Friday, 14 November 2008 11:02

A ban on payment protection insurance (PPI) could increase the cost of loans, as lenders try to claw back lost revenue.

Today the Competition Commission (CC) put forward plans for lenders not to sell PPI until 14 days after a loan is sold - but there are now warnings this could push up the cost of borrowing.

Earlier this year the CC estimated UK lenders make as much as £2.6 billion a year from PPI - with profits up to 982 per cent on the sale of the insurance policies.

On average each policy earns lenders £1,200.

The banks are now warning if the CC plans go ahead, PPI could cease to be available.

Without this revenue stream, there are warnings the cost of personal loans could rise.

The Finance and Leasing Association (FLA), which represents a wide variety of lenders who also sell PPI, specifically said without this insurance loan rates will rise.

FLA director general Stephen Sklaroff said: "The loss of single premium PPI will also result in worse terms for many customers.

"The commission's proposals, which will raise the cost of credit, have ignored the prime minister's concerns about rising interest rates."

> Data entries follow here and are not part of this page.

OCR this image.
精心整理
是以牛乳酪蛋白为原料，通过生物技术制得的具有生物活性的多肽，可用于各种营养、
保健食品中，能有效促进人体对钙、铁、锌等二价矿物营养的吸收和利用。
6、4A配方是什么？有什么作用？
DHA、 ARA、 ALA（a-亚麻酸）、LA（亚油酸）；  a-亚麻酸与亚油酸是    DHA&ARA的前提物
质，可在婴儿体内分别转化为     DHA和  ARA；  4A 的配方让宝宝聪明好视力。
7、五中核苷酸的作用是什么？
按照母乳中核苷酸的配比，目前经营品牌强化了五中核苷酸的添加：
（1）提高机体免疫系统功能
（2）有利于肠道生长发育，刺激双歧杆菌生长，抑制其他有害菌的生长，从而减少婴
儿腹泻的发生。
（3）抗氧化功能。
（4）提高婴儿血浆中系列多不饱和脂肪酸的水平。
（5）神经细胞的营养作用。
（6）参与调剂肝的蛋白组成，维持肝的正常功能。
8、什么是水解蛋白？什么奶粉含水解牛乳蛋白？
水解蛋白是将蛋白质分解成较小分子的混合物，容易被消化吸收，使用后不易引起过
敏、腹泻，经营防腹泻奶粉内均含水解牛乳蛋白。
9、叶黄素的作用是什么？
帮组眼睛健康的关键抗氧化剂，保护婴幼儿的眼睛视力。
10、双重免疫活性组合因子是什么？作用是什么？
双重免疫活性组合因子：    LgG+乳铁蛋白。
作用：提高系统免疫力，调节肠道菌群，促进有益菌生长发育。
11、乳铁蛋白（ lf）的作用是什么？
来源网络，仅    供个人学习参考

Andrew Hagger from Moneynet.co.uk added: "The possible downside of these proposed reforms is that lenders may have been subsidising their lending rates with the vast profits generated by PPI sales.

"If the new measures eat into lenders massive PPI revenue streams, there is a real danger that it may be recouped from the customer in the form of higher interest rates on credit products."

The difference between taking out a loan with insurance and one without can mean the difference between borrowing money at 17.8 per cent and 7.9 per cent, warned David Kuo, head of personal finance at Fool.co.uk.

"PPI has not only been the icing on the cake but the cake itself for loan providers," he said.

"So borrowers need to be alert to a possible backlash from loan providers following the Competition Commission's move to ban PPI distributors from flogging the insurance at the same time as selling the underlying loan.

"After lenders have tasted gateau worth £5 billion in annual revenues, stale sponge doesn't quite have the same appeal anymore."